I listened to the voices inside my head. You know, the voices we all have but choose to ignore. The random thoughts. The reflections.
And as listened, realised there was so much more in there than empty space or jumbled thoughts.
My mind was playing pictures, images, words, thoughts. I could see them all happening at once, like a movie playing in the infinite cinema of my imagination. Thoughts I was ashamed of, concerns, ideas, responsibilities…my mind was full and it was playing them like a montage to me, so quickly I barely had time to acknowledge them all.
In the silence I could hear the sounds of the world. Cars driving down the road. People in their everyday conversations as they walked past my flat. Single and multiple birds chirping their unique and instantly forgotten songs.
People and animals all journeying on their own stories.
And somehow, the world seemed both bigger and smaller. As I thought on the vastness of my own mind, and how much information and almost infinite depth it has, the outside world seemed small.
But as I heard all the noises of the outside world, of people living their stories, I suddenly felt very small. Like I was merely one more stories in billions of stories all happening at once, and only occasionally intertwining – some people’s more than others.
Yet within this vastness of creation, there is the vastness of each individual.
The endless mystery of the human mind and soul. The untold, unseen depths to each individual.
And as I reflected on these, I saw an divine perspective. How the story of our lives is merely one in 6 billion going on in this world, and how this world is only one part of an endlessly expanding universe with mysteries and stories yet unseen.
This story is part of yet another, larger story. The story of time itself.

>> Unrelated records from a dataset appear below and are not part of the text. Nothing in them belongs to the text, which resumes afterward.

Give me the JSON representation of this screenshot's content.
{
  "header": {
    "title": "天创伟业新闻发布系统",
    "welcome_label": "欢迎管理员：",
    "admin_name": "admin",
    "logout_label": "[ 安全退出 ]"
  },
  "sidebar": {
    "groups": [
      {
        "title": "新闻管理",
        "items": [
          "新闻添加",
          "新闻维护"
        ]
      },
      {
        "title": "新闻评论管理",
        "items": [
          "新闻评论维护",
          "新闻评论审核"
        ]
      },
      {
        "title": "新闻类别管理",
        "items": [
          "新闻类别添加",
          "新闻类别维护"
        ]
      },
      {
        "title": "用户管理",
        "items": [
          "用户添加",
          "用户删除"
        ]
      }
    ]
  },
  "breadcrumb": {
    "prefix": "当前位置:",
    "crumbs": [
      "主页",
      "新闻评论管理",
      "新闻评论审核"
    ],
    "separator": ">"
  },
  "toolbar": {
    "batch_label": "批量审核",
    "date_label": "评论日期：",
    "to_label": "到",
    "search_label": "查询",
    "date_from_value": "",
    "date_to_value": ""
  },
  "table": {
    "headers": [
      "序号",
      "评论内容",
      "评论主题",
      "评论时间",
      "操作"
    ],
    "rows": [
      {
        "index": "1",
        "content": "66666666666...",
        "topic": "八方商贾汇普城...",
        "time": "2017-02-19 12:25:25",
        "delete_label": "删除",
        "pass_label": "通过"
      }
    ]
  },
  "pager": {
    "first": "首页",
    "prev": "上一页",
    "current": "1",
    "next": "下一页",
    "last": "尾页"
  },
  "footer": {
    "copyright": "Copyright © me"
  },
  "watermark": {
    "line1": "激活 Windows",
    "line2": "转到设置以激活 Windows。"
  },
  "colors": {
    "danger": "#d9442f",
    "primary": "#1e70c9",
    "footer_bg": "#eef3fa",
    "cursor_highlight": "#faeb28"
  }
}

Time, the great unraveller of mysteries, the one who outlasts all of us mortals.
And of course, all of these mysteries and stories are all part of one bigger story. The greatest mystery of all. The one who wrote all these stories and intertwined them majestically before time, before creation itself. The mystery we can never hope to understand, comprehend, experience or know completely.
The story of God.
Time, the universe, the earth and our souls.
Mysteries within mysteries. Stories within stories.
Going on endlessly, even as we sit at home having our dinner. Going onwards relentlessly even as we sleep. So little is in our control in many ways. But in others, so much.
Everything is a mystery. Yet so often we want to control it all. (you can tweet that here)
With knowledge. Religion. Even our imagination.
But none of these are adequate. Time and creation themselves are beyond our understanding. We can never know all things.
Which is not to say we should stop trying. We are created with this divine longing to explore, to learn, to grow, to understand more.
We should always be indulging this longing. Learning. Growing. Understanding. Going deeper.
The beauty of this divine longing is it can never truly be satisfied.
Maybe truly fearing God is simply about recognising at once we are an infinite, mysterious soul…but also acknowledging we are also part of stories and mysteries which are far beyond us and we can never hope to fully explain or understand.
Relationship with God is to indulge this longing. Yearning to know more the the mystery and be immersed more in the story.